So let me get this straight , AMD is moving toward an NVIDIA like architecture (easy to program and mostly hardware scheduler) ?
Or is it moving toward an Intel Larrabee like architecture which had software scheduler and the only difference is that instead of using a 16-wide vector Pentium processors , AMD will design it's own 16-wide vector hardware ?
Or is it a combination of both ? mainly hardware sceduler (NVIDIA's way) and multiple 16-wide vector units (Larrabee's way) ?
Neither nor. Or in between or something else, it depends on what you are looking.
On a very high level it looks a bit like the Cray X1 on a single chip. Four vector processing units (SIMD engine now, SSP in the X1) form a basically self-contained unit (CU or MSP) integrating scalar and vector capabilities. But that's where the similarities end.
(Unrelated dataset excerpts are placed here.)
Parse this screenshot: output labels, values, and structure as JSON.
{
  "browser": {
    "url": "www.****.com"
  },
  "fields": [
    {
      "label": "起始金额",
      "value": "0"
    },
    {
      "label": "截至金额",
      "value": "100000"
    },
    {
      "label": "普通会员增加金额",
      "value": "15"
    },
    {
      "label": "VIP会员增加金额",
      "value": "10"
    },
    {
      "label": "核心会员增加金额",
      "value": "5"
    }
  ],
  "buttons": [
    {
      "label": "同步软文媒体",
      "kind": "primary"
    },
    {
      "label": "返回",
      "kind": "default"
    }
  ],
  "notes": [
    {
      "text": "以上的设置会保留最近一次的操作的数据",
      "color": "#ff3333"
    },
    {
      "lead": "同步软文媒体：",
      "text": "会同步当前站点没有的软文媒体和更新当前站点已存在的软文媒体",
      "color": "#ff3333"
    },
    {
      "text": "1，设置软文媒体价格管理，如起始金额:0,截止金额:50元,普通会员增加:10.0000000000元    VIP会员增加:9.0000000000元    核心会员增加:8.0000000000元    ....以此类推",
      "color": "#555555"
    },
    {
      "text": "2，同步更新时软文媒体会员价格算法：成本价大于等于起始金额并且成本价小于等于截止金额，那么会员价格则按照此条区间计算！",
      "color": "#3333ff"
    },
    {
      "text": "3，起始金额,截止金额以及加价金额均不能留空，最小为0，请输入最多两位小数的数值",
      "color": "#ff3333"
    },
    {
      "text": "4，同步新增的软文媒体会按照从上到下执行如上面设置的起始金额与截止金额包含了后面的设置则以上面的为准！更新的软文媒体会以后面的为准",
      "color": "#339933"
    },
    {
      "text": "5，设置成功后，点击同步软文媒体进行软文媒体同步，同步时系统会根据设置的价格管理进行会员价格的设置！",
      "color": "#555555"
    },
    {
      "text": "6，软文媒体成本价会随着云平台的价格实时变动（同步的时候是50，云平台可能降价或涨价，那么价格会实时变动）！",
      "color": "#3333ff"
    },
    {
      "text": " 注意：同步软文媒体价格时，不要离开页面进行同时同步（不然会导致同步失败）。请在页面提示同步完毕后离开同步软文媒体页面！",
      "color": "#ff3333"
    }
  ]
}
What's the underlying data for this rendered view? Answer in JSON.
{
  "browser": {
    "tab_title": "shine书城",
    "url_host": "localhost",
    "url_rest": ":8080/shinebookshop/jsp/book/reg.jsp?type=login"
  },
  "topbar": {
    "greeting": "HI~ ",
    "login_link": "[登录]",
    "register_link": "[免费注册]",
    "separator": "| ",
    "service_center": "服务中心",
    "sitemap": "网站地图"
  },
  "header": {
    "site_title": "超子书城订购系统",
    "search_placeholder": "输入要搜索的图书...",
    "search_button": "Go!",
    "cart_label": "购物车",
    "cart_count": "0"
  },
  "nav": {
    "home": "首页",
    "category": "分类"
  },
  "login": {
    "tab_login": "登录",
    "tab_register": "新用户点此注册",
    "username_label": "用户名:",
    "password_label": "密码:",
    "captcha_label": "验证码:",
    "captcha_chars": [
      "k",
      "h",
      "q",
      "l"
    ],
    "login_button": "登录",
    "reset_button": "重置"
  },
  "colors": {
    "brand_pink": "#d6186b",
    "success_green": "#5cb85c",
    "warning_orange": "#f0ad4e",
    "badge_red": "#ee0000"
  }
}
GCN inherits the physical width (16 elements) of the vector ALUs almost all GPUs (and Larrabee) use now. The logical width stays at 64, the value used by AMD for quite some time, though. But instead of using one VLIW instruction to issue 4 operations for a single vector (wavefront) as with Cayman, it uses 4 instructions from 4 different wavefronts to fill those vector ALUs. That somewhat resembles a hypothetical doubled GF100 SM with 4 instead of only two vec16 ALUs. The scheduling works different from all formerly known GPUs though.
A GF100 SM has several issue ports (2x vec16 ALU, SFU, L/S [local and global memory]), where each of the two single issue schedulers can issue one instruction for a vector/warp every second (hot) clock cycle (some exceptions apply because of resource contention). Because of the long pipeline (18 cycles or 9 vectors deep) a sophisticated scoreboarding scheme exists to track dependencies between instruction for a warp. For each Warp in flight, a window of 4 or 5 instructions is checked for dependencies and can potentially be issued before another independent instruction for the same warp completes.
R600 through R900 used a far simpler scheduling system. The compiler arranged the instructions in groups (clauses) which were guaranteed to be independent. Control flow or memory instructions opened up separate clauses. Each CU/SIMD engine had two thread sequencer, which simply alternated in supplying the instructions for two wavefronts. Each instruction issued over 4 cycles (64 element warp on vec16 ALUs), this fits exactly the pipeline length of 8 cycles (2 vectors). That means no checking whatsoever had to be done within a clause. For the next instruction 8 cycles later, all dependencies were guaranteed to be resolved. Dependencies were only checked on clause granularity by the global "dispatch processor", making fine grained control flow slow (changing clauses took about 40 cycles, i.e. clauses with less than 10 instructions lower the performance).
GCN does something different. It tries to retain much of the simplicity of the R600 approach with added flexibility and performance. It has basically 4 schedulers within a CU, which work in a round robin fashion (a bit like the alternating thread sequencer in R600). Those schedulers issue to a set of ports with are mostly shared (scalar unit, branch unit, Export/GDS, vector memory, local memory) within the CU but partly private (vector ALU, each scheduler can issue only to its own vec16-ALU) to each scheduler. The shared ports can accept a new instruction each cycle, the private ones only every 4, matching up to the round robin issue.
Up to 5 instructions per cycle can be issued at maximum. Each scheduler selects up to 5 instructions (if there are so many) from 5 different types and from 5 different wavefronts (no dependency checking within a wavefront). Memory dependencies are handled by compiler inserted barrier type instructions counting the number of allowed outstanding memory accesses (which are counted then in the hardware too of course). These barriers disable instruction issue for the wavefront until the dependency is resolved and are consumed within the scheduler itself.
While the GCN approach lacks some of the flexibility of the nvidia scheduler, it makes up for that with the massive amount of issue ports enabling to handle control flow and "scalar stuff" (identical in all elements of the vector) basically in parallel to the vector ALUs increasing the utilization while maintaining a relatively simple operation.
Btw., the main difference between Larrabee (besides the scheduling of Warps/Wavefronts/vectors and that it has a full two issue x86 core as scalar unit per vec16 ALU) and GPUs is that Larrabee has a permute network between register file and the vector ALU lanes. GPUs basically use their local memory for that purpose. In GPUs, each vector lane has its own register file, no such permutations are directly possible. While that decreases flexibility, it saves quite a bit on the power consumption for the reg file.